On: Serengeti Virtualization applications
Under: Serengeti Management Server System architecture (that is, this article)
Serengeti the system architecture of the Management Server
The Serengeti Management Server includes several important modules: the Serengeti Web Service,ironfan Service,chef server,package repository and Vhadoop Runtime Manager. Here is a brief description of the functions of each module.
Serengeti the system architecture diagram of the Management Server
Serengeti Web Service
The Serengeti Web Service is a Serengeti workflow control center that provides external RESTAPI that external clients can access through the rest API to all Serengeti-provided functionality.
This is a web Service running on Tomcat, which uses a variety of features provided by Springframework, including workflow control with the spring batch, and spring security guarantees user safety, Spring MVC provides the rest API and the integrated hibernate for internal data management.
The WEB service integrates the registration and management of vcenter extension at the same time. After the Serengeti deployment is complete, register as an vcenter extension server. Responsible for VC communication, VC session management, Virtual machine creation, configuration and management.

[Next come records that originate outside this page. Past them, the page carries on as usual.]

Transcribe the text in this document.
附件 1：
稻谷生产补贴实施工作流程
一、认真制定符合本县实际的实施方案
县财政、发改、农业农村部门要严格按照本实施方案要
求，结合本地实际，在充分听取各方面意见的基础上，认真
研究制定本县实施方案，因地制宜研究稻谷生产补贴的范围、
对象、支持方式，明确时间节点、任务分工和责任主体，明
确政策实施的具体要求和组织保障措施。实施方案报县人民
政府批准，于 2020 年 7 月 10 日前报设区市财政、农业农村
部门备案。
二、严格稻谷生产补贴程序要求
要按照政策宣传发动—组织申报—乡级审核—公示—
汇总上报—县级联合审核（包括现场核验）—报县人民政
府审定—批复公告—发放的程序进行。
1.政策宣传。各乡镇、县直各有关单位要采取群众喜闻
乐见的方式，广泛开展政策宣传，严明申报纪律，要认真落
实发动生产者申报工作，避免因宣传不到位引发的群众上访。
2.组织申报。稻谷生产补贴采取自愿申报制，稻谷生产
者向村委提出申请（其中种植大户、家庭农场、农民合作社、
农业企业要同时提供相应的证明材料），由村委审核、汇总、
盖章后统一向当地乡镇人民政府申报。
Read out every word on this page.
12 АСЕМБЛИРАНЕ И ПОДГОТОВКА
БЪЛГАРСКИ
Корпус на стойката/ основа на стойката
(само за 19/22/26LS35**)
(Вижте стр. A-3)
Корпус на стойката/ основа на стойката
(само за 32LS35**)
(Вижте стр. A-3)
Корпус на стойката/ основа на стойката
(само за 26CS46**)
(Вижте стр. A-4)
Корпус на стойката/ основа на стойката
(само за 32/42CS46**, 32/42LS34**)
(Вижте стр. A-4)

In Web service, an important function is the virtual machine's distribution calculation (Machine placement).
Under a virtualized environment, the user requests are usually the number of node to create, the available resources, such as those hosts (host), those storage (datastore) can be used. Then under these requirements, we face a problem abstract, that is, on the N host, create M VM, each VM's hard disk, the network has certain requirements.
Under this proposition, Serengeti has developed some general distributed algorithms to meet the special requirements of Hadoop for resource usage. For example, typical applications are distributed evenly above the available host. This ensures that the nodes of Hadoop are not distributed on the same host, providing a basis for the reliability of the data.
To meet the separation of data and computing capabilities, Serengeti also provides a strategy for node association. Specifically, it is on each host, at the same time placing m nodes, where K is the node that holds the data, J is the node to compute. and satisfies the k+j=m condition.
The following article will detail the VM placement algorithm supported by Serengeti, and the appropriate application scenarios, which are not discussed in detail here.
Chef Service
Chef is a popular distributed software configuration management tool, which is widely used in data center management and Operation Dimension. For example, both Facebook and Amazon are chef users. Serengeti the use of chef scripts for the installation and management of Hadoop software after virtual machine creation is complete.
Serengeti contains a series of chef scripts that support the installation and configuration of multiple Hadoop distributions, including hadoop1.x,hadoop2.x, and HBase. These scripts are pre-installed on top of the chef server.
The Chef client component is pre-installed in a virtual machine created by Serengeti. When the virtual machine is created, Chef client will download and run the script from Chef server to truly complete the installation and configuration of Hadoop.